There are certain objections to this easy explanation. In the first place, pancreatitis is more common in males, while, as is well known, gall-bladder disease is more common in females. This lack of parallelism arouses suspicion that pancreatitis must be due to other factors than the simple infection by continuity along the bileducts to the pancreatic duct, otherwise it would be difficult to explain why this should not take place as readily and as frequently in males as in females, the mechanism and anatomy of the parts being practically identical.

Again, the pancreas is often diseased without demonstrable disease of the biliary tract. In a series of cases which I analyzed with reference to this point, about one-third (36 per cent.) of all instances of chronic pancreatitis and 25 per cent. of the cases of acute pancreatitis were not accompanied by disease of the biliary apparatus. Desjardins attempts to explain ascending infection of the duct by assuming that the same infection gaining entrance into the ducts of the biliary or the pancreatic system may cause at one time cholangeitis and at another inflammation of the duct of Wirsung. This at present remains only an assumption.

There are three other possible avenues by which infeetion may reach the pancreas: (1) through the general circulation; (2) by direct contiguity from adjacent structures, and (3) by way of the lymphatics.

1. There is little or no evidence in favor of frequent infection by way of the systemic circulation. The rarity of pancreatic involvement in systemic and pyemic processes which are relatively so frequent speaks against this as a common mode of infection. Again, the conditions in which the pancreas is found involved are not characterized by bacteriemia, though it may occasionally

occur.

2. Infections by direct contiguity occur most often in slowly perforating ulcers of the stomach and duodenum. These are seldom in evidence in pancreatic disease, and when they do occur the portion of pancreas affected is that in immediate contact with the adherent viscus. while the remainder of the organ, as a rule, escapes material injury.

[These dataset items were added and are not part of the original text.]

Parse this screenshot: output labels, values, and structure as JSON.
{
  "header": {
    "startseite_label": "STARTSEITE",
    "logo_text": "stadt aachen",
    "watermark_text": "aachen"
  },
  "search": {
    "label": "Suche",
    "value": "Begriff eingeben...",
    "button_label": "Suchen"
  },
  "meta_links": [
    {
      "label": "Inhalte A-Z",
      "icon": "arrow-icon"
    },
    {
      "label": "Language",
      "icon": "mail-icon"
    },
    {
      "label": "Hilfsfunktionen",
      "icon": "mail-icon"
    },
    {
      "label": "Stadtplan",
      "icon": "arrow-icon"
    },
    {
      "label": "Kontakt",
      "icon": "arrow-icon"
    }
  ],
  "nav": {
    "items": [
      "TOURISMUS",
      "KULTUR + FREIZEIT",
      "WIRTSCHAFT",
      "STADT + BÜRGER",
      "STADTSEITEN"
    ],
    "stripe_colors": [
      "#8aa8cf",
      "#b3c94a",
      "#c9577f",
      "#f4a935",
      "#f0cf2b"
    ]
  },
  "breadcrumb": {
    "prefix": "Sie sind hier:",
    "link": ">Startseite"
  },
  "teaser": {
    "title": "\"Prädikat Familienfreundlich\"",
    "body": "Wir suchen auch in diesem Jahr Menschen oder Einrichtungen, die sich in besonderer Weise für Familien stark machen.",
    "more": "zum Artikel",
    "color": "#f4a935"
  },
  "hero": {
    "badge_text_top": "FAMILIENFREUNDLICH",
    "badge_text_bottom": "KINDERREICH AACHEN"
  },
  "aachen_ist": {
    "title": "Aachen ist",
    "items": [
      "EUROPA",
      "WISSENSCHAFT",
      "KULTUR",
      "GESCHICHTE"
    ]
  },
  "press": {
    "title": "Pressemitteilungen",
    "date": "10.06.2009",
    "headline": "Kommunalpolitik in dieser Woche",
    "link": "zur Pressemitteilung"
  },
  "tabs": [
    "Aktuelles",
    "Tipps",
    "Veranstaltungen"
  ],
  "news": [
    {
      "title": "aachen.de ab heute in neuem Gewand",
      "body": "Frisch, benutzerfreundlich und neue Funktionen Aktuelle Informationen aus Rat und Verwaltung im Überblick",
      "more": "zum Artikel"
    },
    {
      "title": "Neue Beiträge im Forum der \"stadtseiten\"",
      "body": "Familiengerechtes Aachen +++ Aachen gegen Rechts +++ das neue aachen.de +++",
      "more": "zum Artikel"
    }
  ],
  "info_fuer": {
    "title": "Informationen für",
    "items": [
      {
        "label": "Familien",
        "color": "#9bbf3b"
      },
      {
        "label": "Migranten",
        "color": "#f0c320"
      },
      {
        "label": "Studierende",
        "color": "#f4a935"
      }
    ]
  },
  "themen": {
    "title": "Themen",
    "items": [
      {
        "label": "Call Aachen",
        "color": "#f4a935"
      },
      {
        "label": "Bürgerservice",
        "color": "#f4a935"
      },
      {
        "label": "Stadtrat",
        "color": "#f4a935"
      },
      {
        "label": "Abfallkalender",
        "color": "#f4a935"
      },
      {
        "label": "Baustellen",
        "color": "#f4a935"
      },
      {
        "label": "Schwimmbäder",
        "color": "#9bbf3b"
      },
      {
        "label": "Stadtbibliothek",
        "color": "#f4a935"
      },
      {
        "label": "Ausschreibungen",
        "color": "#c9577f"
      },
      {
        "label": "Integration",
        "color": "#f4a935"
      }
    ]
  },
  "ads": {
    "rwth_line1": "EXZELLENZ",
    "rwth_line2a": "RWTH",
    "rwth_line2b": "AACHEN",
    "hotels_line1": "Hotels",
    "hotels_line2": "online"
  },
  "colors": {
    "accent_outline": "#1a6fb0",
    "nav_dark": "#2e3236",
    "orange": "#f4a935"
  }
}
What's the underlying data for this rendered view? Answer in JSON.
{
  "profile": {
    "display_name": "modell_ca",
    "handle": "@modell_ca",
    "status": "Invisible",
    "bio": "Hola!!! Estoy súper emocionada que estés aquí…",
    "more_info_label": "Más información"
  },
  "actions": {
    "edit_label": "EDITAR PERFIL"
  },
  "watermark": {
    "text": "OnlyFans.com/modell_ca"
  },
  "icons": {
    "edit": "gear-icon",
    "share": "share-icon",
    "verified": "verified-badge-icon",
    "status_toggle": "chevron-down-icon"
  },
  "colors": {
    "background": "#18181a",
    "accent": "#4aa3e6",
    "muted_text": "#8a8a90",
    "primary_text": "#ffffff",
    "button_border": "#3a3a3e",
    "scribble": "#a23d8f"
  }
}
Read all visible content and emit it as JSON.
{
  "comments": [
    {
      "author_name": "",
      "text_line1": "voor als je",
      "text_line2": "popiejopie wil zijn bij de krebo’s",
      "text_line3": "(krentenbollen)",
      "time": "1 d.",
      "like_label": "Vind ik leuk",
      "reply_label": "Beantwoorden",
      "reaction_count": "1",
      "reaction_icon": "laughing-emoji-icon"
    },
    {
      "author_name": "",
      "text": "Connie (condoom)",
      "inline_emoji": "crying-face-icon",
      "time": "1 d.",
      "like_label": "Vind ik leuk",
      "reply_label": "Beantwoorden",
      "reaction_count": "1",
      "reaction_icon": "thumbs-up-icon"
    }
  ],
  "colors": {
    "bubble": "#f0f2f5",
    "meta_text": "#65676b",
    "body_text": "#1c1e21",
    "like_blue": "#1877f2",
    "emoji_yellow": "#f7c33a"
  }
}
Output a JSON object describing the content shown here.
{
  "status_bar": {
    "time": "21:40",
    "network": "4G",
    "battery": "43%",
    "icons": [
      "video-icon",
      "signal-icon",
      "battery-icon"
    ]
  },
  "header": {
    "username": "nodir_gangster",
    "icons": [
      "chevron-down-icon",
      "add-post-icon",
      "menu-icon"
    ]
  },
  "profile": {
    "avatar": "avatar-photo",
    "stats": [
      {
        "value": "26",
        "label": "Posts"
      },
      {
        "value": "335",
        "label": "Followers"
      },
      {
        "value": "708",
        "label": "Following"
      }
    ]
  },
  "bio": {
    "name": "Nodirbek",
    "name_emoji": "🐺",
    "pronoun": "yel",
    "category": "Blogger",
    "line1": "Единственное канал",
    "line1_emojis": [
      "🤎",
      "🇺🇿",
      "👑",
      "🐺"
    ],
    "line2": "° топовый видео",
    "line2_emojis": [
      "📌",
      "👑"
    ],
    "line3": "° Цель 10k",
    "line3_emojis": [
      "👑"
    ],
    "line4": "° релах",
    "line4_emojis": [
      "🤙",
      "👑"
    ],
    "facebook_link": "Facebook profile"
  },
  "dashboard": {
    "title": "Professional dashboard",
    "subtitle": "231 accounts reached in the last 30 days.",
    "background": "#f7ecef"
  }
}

3. The lymphatics, however, in my opinion play a conspicuous role in conveying infection to the pancreas. Dr. Pfeiffer and I have pointed out that the pancreas by reason of its retroperitoneal situation bears a close relation to the thoracic duct and to many trunks which empty into it from the visceral lymphatics. Bartel had previously described and named a number of groups of lymph-nodes as the regional glands of the pancreas. Once he demonstrated by the injection method a direct communication between a pancreatic lymphatic and the lumbar trunk. Hoggan had previously shown a direct communication with the thoracic duct.

1. Pfeiffer and Deaver: Pancreatic Lymphangitis, Am. Jour. Med. Sc., 1912, cxliii, 473.